Domestic Workers Bill of Rights, Minimum Wage Increase, and More, in Store for California Employees Beginning January 2014
In October 2013, Governor Brown signed several significant bills that increase and protect the earnings of low-wage and immigrant workers. After years of stagnation and prior unsuccessful attempts, the state minimum wage will finally see an increase after the approval of AB 10 (Asm. Alejo). The new law raises the $8 an hour minimum wage to $9 an hour, effective July 1, 2014, and from $9 an hour to $10 an hour, effective Jan. 1, 2016.
Domestic workers will also see an increase in wages after scoring a historic victory with AB 241 (Asm. Ammiano), known as the “Domestic Workers Bill of Rights.” This law mandates overtime compensation for domestic workers in California who work over 9 hours in a day and over 45 hours in a week.
Bills to protect wages were also a highlight of this year’s legislative session. SB 496 (Sen. Monning), signed by the Governor this year, makes it easier for workers to pursue a claim for unpaid wages by eliminating the threat of potentially ruinous liability if they ultimately do not succeed on their claim.
Car wash workers gained much-needed protections when Governor Brown eliminated the sunset date on one of the most effective tools for combating wage theft in the car wash industry. AB 1387 (Asm. Hernandez) now permanently requires car washes to register and obtain a bond to fund an account for car wash workers who cannot collect their wages.
The Fair Paycheck Act, which would have helped all workers collect their unpaid wages, unfortunately suffered a defeat this year due to heavy lobbying by special interest groups in big business and banking. This bill would have authorized an employee to record and enforce a wage lien upon an employer’s property. Though unsuccessful, the Fair Paycheck campaign, led by a broad coalition of low wage worker advocates, will continue to fight and will make another legislative attempt next year.
AB 263 (Asm. Hernandez) and SB 666 (Sen. Steinberg) constitute a huge victory for low wage and immigrant workers. These bills protect and promote the rights of immigrant workers who suffer from pervasive abuse in the workplace. The bills help workers assert their rights by clarifying that retaliation protected under Labor Code 98.6 broadly includes any adverse actions (including threats of deportation). Additionally, these bills clarify that workers do not have to go through the cumbersome process of filing administrative complaints unless the Labor Code expressly requires it. Another immigrant workers’ rights bill signed this year, AB 524 (Asm. Mullin), makes it a crime for employers or their attorneys to use threats of deportation to exploit immigrant workers.
Whistleblowers also receive some added protection under SB 496 (Sen. Wright), which expands Labor Code 1102.5 to cover workers who are preemptively fired before they can report any wrongdoing and to cover a broader range of disclosures.
SB 770 (Sen.

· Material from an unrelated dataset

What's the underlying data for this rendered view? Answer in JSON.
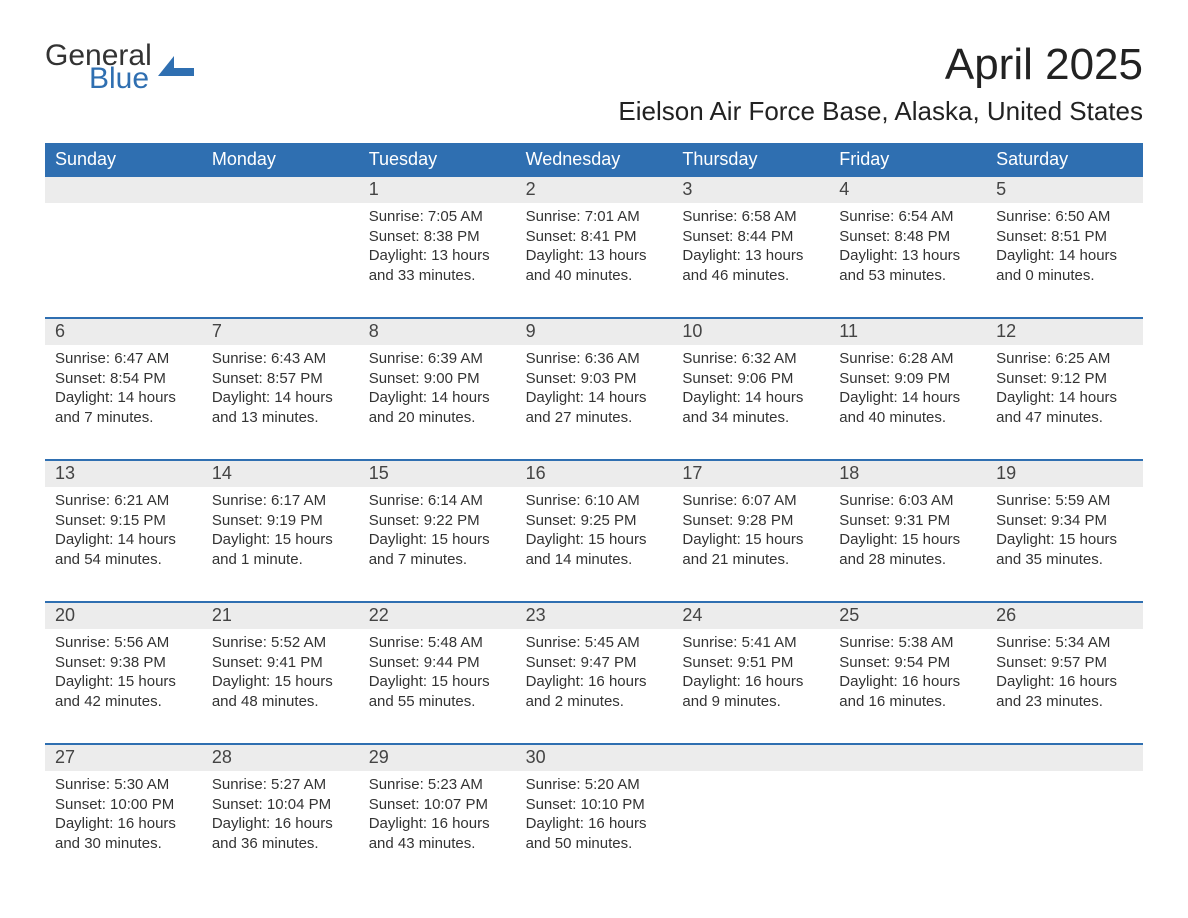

Jackson) was the only family care bill signed by the Governor into law. This bill expands the Paid Family Leave Program to provide wage replacement for workers taking care of seriously ill grandparents, grandchildren, siblings, and parents-in-law.
Governor Brown also signed several bills to help strengthen California’s workplace anti-discrimination and anti-harassment laws. He also signed bills that expand workplace protections for veterans and those in the military. Significantly, SB 400 not only prohibits discrimination against victims of domestic violence, it also requires employers to provide victims with reasonable accommodations. The Governor also approved SB 292 (Sen. Corbett), which strengthens sexual harassment protections, particularly with same-sex harassment, by clarifying that harassing conduct need not be motivated by sexual desire.
Former offenders will also find some added protections and help securing employment with the approval of AB 218 (Asm. Dickinson). This new law prohibits state and local agencies from asking an applicant to disclose information regarding a criminal conviction until after the agency has first determined whether the applicant meets minimum qualifications for the position.
All of the bills signed this year will take effect January 1st of 2014 and represent huge victories for workers and working families in California.